Monthly Archives: November 2008

Talent coach and counter incentives

It is assumed that the best incentive for a worker is the fear of losing their job. It makes workers productive it is said. I have to admit that this is indeed very powerful motivation in keeping the work force engaged.It keeps the gears rolling under most conditions except the most critical one, the performance of talented workforce that drive the modern knowledge based economies.

I have often enough witnessed operations either stalling or running so bogged down because the people running them were terrified that they would lose their job if they did the wrong thing. Let us first admit that the only people who do not make mistakes are the ones that do nothing, everyone else fucks up every once in a while. Now picture an IT department operating under such a modus operandi, sound familiar? The net result is that every work is outsourced to consultants, no one takes responsibility and no one has the know how to shoulder any burden no matter how light it is. Sounds familiar? It is more or less how most corporate environments work and that is why most corporate environments are in a rush to find out why talented people are abandoning them.

Now remove this punishment counter-incentive from your team. Engage them and tell them that it is OK if they make a mistake, big or small as long as they put their backs into saving the damage. Stand back and behold, your people, the ones that care about the art of their work, will start coming up with solutions that not even the most enlightened of managers would not have thought off. Let them loose and just hold on the reins losely so they do not go off into tangential work and believe me you will not believe your eyes.

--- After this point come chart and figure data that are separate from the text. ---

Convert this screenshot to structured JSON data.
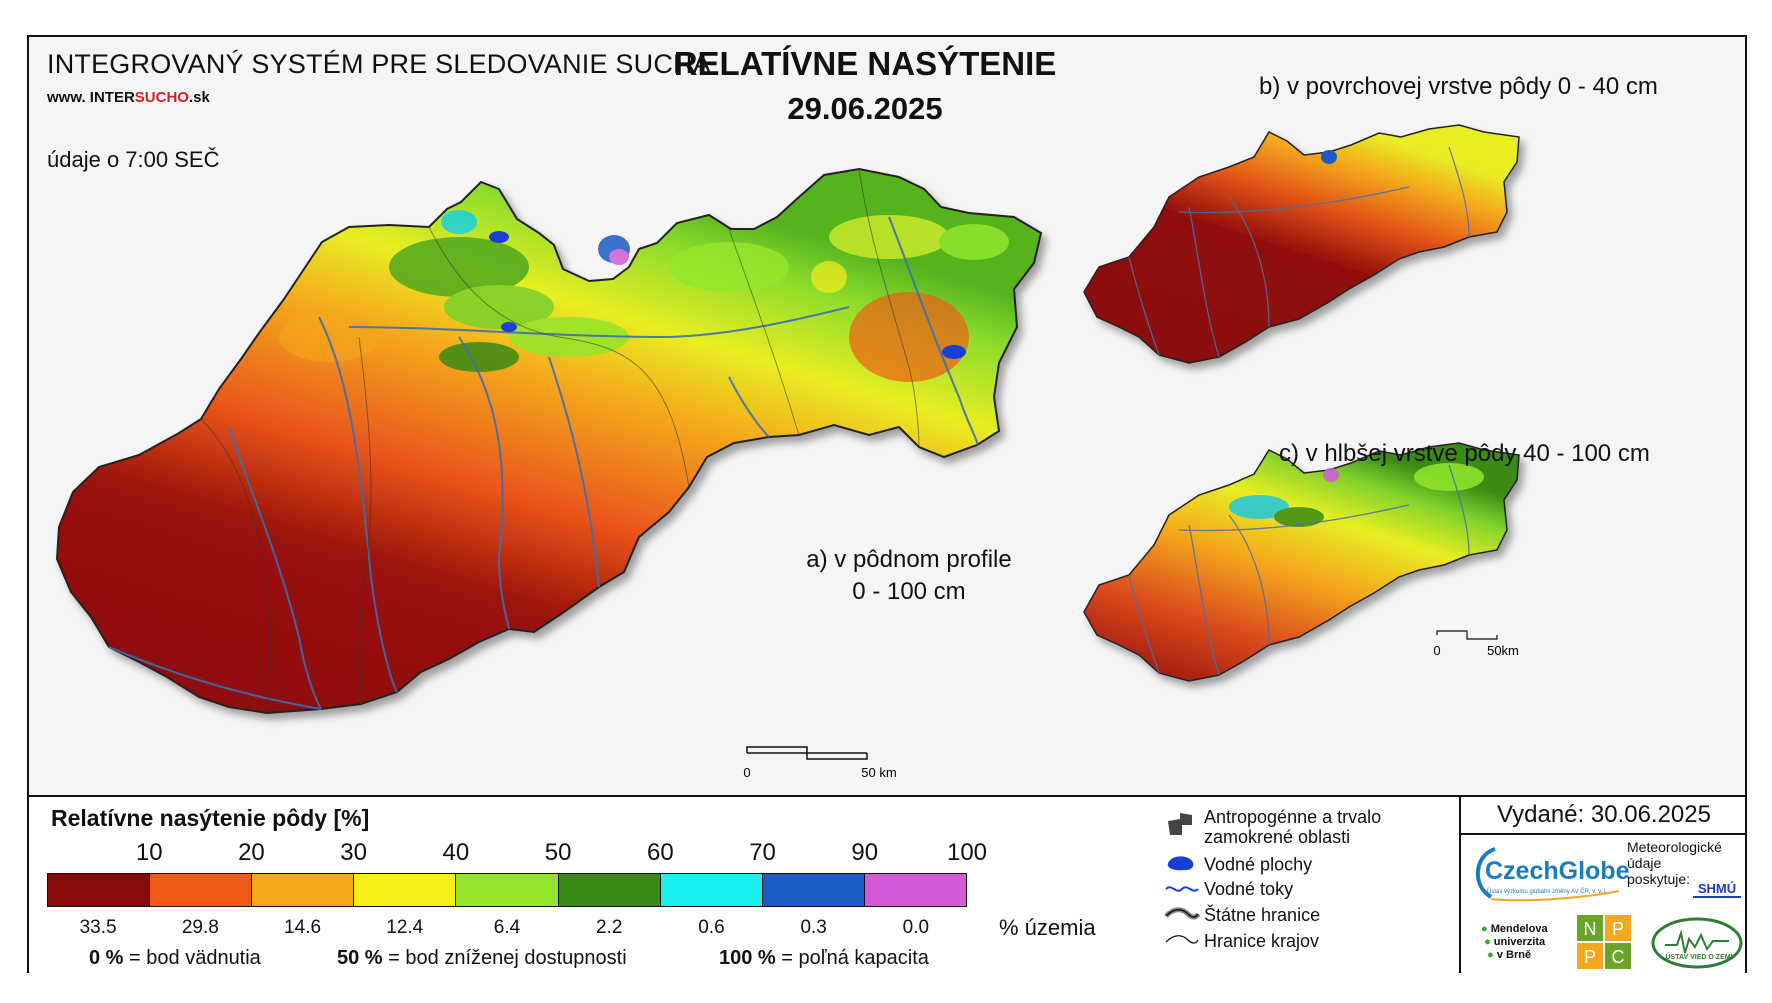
{
  "header": {
    "system_title": "INTEGROVANÝ SYSTÉM PRE SLEDOVANIE SUCHA",
    "website_prefix": "www.",
    "website_inter": "INTER",
    "website_sucho": "SUCHO",
    "website_suffix": ".sk",
    "time_info": "údaje o 7:00 SEČ",
    "main_title": "RELATÍVNE NASÝTENIE",
    "date": "29.06.2025"
  },
  "maps": {
    "a_label_line1": "a) v pôdnom profile",
    "a_label_line2": "0 - 100 cm",
    "b_label": "b) v povrchovej vrstve pôdy 0 - 40 cm",
    "c_label": "c) v hlbšej vrstve pôdy 40 - 100 cm",
    "scale_main_start": "0",
    "scale_main_end": "50 km",
    "scale_small_start": "0",
    "scale_small_end": "50km"
  },
  "legend": {
    "title": "Relatívne nasýtenie pôdy [%]",
    "ticks": [
      "10",
      "20",
      "30",
      "40",
      "50",
      "60",
      "70",
      "90",
      "100"
    ],
    "colors": [
      "#8b0a0a",
      "#f05a14",
      "#f5a81c",
      "#f7f01a",
      "#94e62c",
      "#3a8a16",
      "#19f0f0",
      "#1a5bc4",
      "#d25ad8"
    ],
    "territory_percent": [
      "33.5",
      "29.8",
      "14.6",
      "12.4",
      "6.4",
      "2.2",
      "0.6",
      "0.3",
      "0.0"
    ],
    "territory_unit": "% územia",
    "def_0_value": "0 %",
    "def_0_text": "= bod vädnutia",
    "def_50_value": "50 %",
    "def_50_text": "= bod zníženej dostupnosti",
    "def_100_value": "100 %",
    "def_100_text": "= poľná kapacita"
  },
  "symbols": {
    "anthropogenic_line1": "Antropogénne a trvalo",
    "anthropogenic_line2": "zamokrené oblasti",
    "water_bodies": "Vodné plochy",
    "water_streams": "Vodné toky",
    "state_borders": "Štátne hranice",
    "region_borders": "Hranice krajov"
  },
  "footer": {
    "issued": "Vydané: 30.06.2025",
    "czechglobe": "CzechGlobe",
    "czechglobe_sub": "Ústav výzkumu globální změny AV ČR, v. v. i.",
    "met_line1": "Meteorologické",
    "met_line2": "údaje",
    "met_line3": "poskytuje:",
    "shmu": "SHMÚ",
    "mendel_line1": "Mendelova",
    "mendel_line2": "univerzita",
    "mendel_line3": "v Brně",
    "npp_n": "N",
    "npp_p1": "P",
    "npp_p2": "P",
    "npp_c": "C",
    "uvz": "ÚSTAV VIED O ZEMI"
  }
}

One has to have a hold on the reins in the fashion that to keep things rolling one has to carefully monitor the level of fault pas from the staff. As long as their number is under control all is well, else tighten a bit. If there are no snaffus chances are that the staff is falling asleep, prick them a bit.

All the above allusions have brought forth a mental picture: A talent coach (tech mgr) is like a coach driver, he/she needs to now the work to load on his team as well as when to lose or tighten the reins.


Why not all superb technologists become millionaires ? It is a a problem of values really.

Technologists much like artists, especially the superb ones, value the art behind their creations, their measure, as old hackers used to say, is how elegant a solution is, how divine the idea how refined the approach. Think of it as a fine painting that may have an appeal to the populace but often enough it would not make any connection with the world at large.

Entrepreneurs on the other hand value the monetary level behind their creations. They could care less of design and elegance unless it increases the profit margin, and guess what if one cares about money he/she will make money more often than not.

Think for a moment, right now I am developing a non intrusive voip quality measurement system that will be able to run on windows/linux and on embedded platforms. Had I stopped for a minute to consider who would buy this, I would have dropped the idea. Yet I am running the creator’s fever, I will not be able to relax unless I finish it.

The few enlightened individuals that can cross the chasm are called geniuses by us humbler beings. People like John Walker the creator of AutoCad have created both splendid work and a few fortunes to last. I do not include the well known William in this list, I do not consider him a technologist.

Thank god that there are some technology millionaires so that not all kids will have Trump as their idol!